#Jungkook#
"Jimin?" siparişimi alması için garsona seslendim. Eski işine geri dönmüştü. Eski heyecanıyla işini yapıyordu.
"Siparişiniz nedir?" dedi flörtöz bir sesle. "Acılı tavuk kanadı." dedim.
Siparişi karaladığı defterden başını kaldırıp gülümsedi ve yanımdan ayrıldı.
Yemeğimi bitirdim. Bitirdim bitirmesine ama oturduğum yerden kalkmadım. Bir sürü müşteri geldi, gitti o gün. Saatler birbirini kovaladı. Oturup sadece onu izledim.

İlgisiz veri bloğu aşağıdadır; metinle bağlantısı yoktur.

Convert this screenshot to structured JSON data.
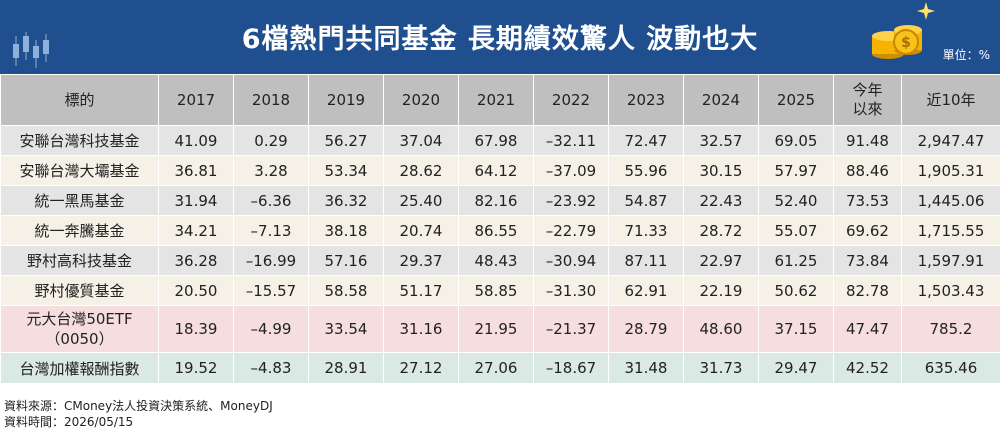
{
  "header": {
    "title": "6檔熱門共同基金 長期績效驚人 波動也大",
    "unit": "單位：%"
  },
  "table": {
    "columns": [
      "標的",
      "2017",
      "2018",
      "2019",
      "2020",
      "2021",
      "2022",
      "2023",
      "2024",
      "2025",
      "今年以來",
      "近10年"
    ],
    "col_ytd_line1": "今年",
    "col_ytd_line2": "以來",
    "rows": [
      {
        "name": "安聯台灣科技基金",
        "values": [
          "41.09",
          "0.29",
          "56.27",
          "37.04",
          "67.98",
          "–32.11",
          "72.47",
          "32.57",
          "69.05",
          "91.48",
          "2,947.47"
        ]
      },
      {
        "name": "安聯台灣大壩基金",
        "values": [
          "36.81",
          "3.28",
          "53.34",
          "28.62",
          "64.12",
          "–37.09",
          "55.96",
          "30.15",
          "57.97",
          "88.46",
          "1,905.31"
        ]
      },
      {
        "name": "統一黑馬基金",
        "values": [
          "31.94",
          "–6.36",
          "36.32",
          "25.40",
          "82.16",
          "–23.92",
          "54.87",
          "22.43",
          "52.40",
          "73.53",
          "1,445.06"
        ]
      },
      {
        "name": "統一奔騰基金",
        "values": [
          "34.21",
          "–7.13",
          "38.18",
          "20.74",
          "86.55",
          "–22.79",
          "71.33",
          "28.72",
          "55.07",
          "69.62",
          "1,715.55"
        ]
      },
      {
        "name": "野村高科技基金",
        "values": [
          "36.28",
          "–16.99",
          "57.16",
          "29.37",
          "48.43",
          "–30.94",
          "87.11",
          "22.97",
          "61.25",
          "73.84",
          "1,597.91"
        ]
      },
      {
        "name": "野村優質基金",
        "values": [
          "20.50",
          "–15.57",
          "58.58",
          "51.17",
          "58.85",
          "–31.30",
          "62.91",
          "22.19",
          "50.62",
          "82.78",
          "1,503.43"
        ]
      },
      {
        "name_line1": "元大台灣50ETF",
        "name_line2": "（0050）",
        "values": [
          "18.39",
          "–4.99",
          "33.54",
          "31.16",
          "21.95",
          "–21.37",
          "28.79",
          "48.60",
          "37.15",
          "47.47",
          "785.2"
        ]
      },
      {
        "name": "台灣加權報酬指數",
        "values": [
          "19.52",
          "–4.83",
          "28.91",
          "27.12",
          "27.06",
          "–18.67",
          "31.48",
          "31.73",
          "29.47",
          "42.52",
          "635.46"
        ]
      }
    ]
  },
  "footer": {
    "source": "資料來源：CMoney法人投資決策系統、MoneyDJ",
    "date": "資料時間：2026/05/15"
  },
  "colors": {
    "header_bg": "#1f4f8f",
    "column_header_bg": "#bfbfbf",
    "row_gray": "#e4e4e4",
    "row_cream": "#f5f1e6",
    "row_pink": "#f6dede",
    "row_green": "#dbe9e4",
    "coin_gold": "#f5b400"
  },
  "icons": [
    "candlestick-chart-icon",
    "coin-stack-icon",
    "sparkle-icon"
  ]
}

Yoongi hyungun yaptığı gibi...
İki kırık kalp birbirini tamamlardı. İki yarım elma birbirini tamamlardı. Eksik olan şeyler, diğerinin eksikleriyle tamamlanırdı. Benim eksik yanımı Jimin tamamlıyordu. Ve ben de onun eksik yanını tamamlamaya çalışıyordum.
Mesaisi bitince yanıma geldi. "Bütün gün boyunca burada oturup beni izledin?" dedi karşımdaki sandalyeye otururken. Belki de şimdi söylemeliydim...
"Çünkü senden fena halde hoşlanıyorum." diye mırıldandım duymasını umarak. Gözleri dolarken beni seyretti uzun uzun.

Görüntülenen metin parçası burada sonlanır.